Instructor: Sample 6-- what value of n should be used to guarantee that an estimate of the integral from 0 to 1 of e to the x squared dx is accurate to within 0.01, 100th, if we use the midpoint rule? If we use the midpoint rule-- so we have error bounds given in this theorem or statement above. And the one thing we really need to draw attention to is that M is going to be the maximum value of the second derivative over this interval. 

So the first thing we need to do to determine this is find a second derivative of our function, e to the x squared. Well, the derivative of e to the x squared is 2x times e to the x squared. And so the second derivative is equal to 2e to the x squared-- I've done this work already on the side-- plus 4x squared e to the x squared. 

Now, on the interval 0 to 1, what is the highest value that x could be? Well, since e to the x or e to the x squared is monotonic, we know that the highest value it could be is going to be at the endpoint 1-- at the endpoint 1. 

All right, so I may have said the wrong function there. But the highest value occurs at x equals 1, which would mean that we have a value of 6e. So that is going to be our value of M. That is the maximum value. That means we're going to use 6e for M. 
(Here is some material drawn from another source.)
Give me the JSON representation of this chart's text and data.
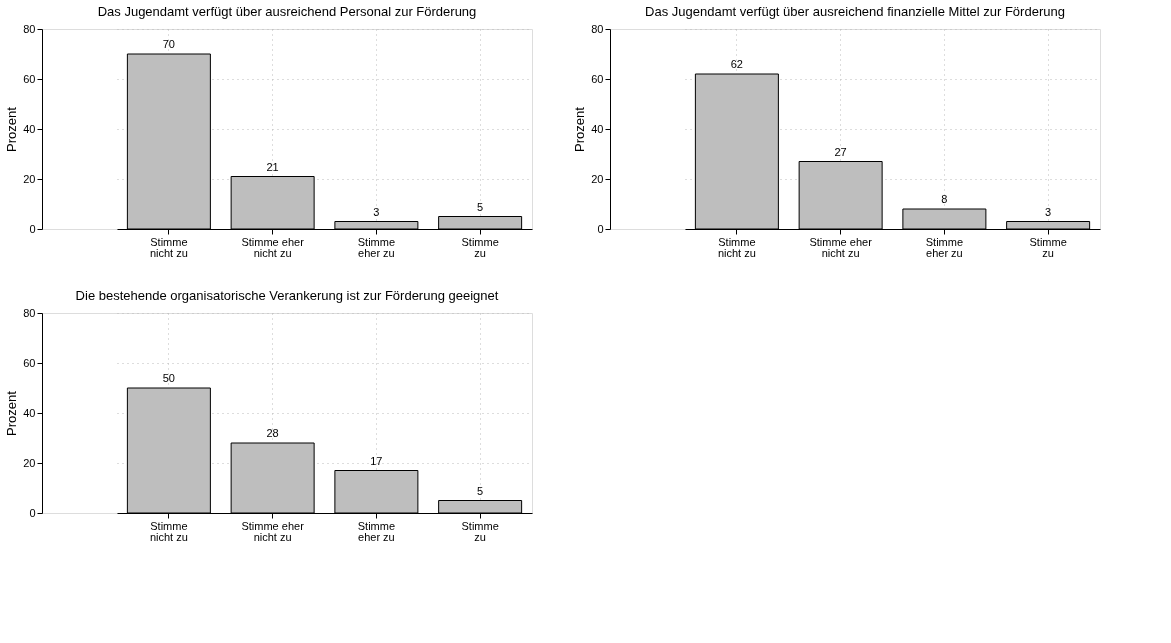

Now, going into this formula, we have M, b minus a cubed-- because we're talking in the midpoint rule, yes, we are-- over 24n squared. So this is our error. And we want this to be less than or equal to, since this is where the within 0.01. 

Let's replace the values that we know. M is 6e. b is 1. a is 0 cubed over 24n squared. We don't know what n is. That's what we're trying to find. 

All right, now, first thing I might do is, I notice that 1 minus 0 cubed is 1. So this is 6e over 24n squared. Now, taking the reciprocal of both sides, I can say this is 24n squared over 6e is greater than or equal to 0.01. And multiplying both sides by 6e over 24, I get, n squared is greater than or equal to. 

What is that? Oh, actually, take a step back. I can't just do that. I didn't take the reciprocal of the right side. The reciprocal the right side, since that was, as I said earlier, 100th, that would be 100. OK, that works a little better. So that would be 100 times 6 divided by 24-- 25. So that would be 25e. 

And taking the square root, that means that n must be greater than or equal to 5 squared of e, which is approximately 8.24. So therefore, n equals 9. n equals 9 would guarantee that the integral, the error of this-- so the absolute value integral from 0 to 1, e to the x squared, dx, minus our midpoint-- in this case, M9. But that would be less than 0.01. 

Now, you might notice that I had 8.24, but I said, OK, M being 9 is what would guarantee it. The reason I say that is because, if I used 8, my error would end up being not less than or equal to 0.01. It could end up being greater than. So we always want to go up to the next integer. All right, well, that is it for this question.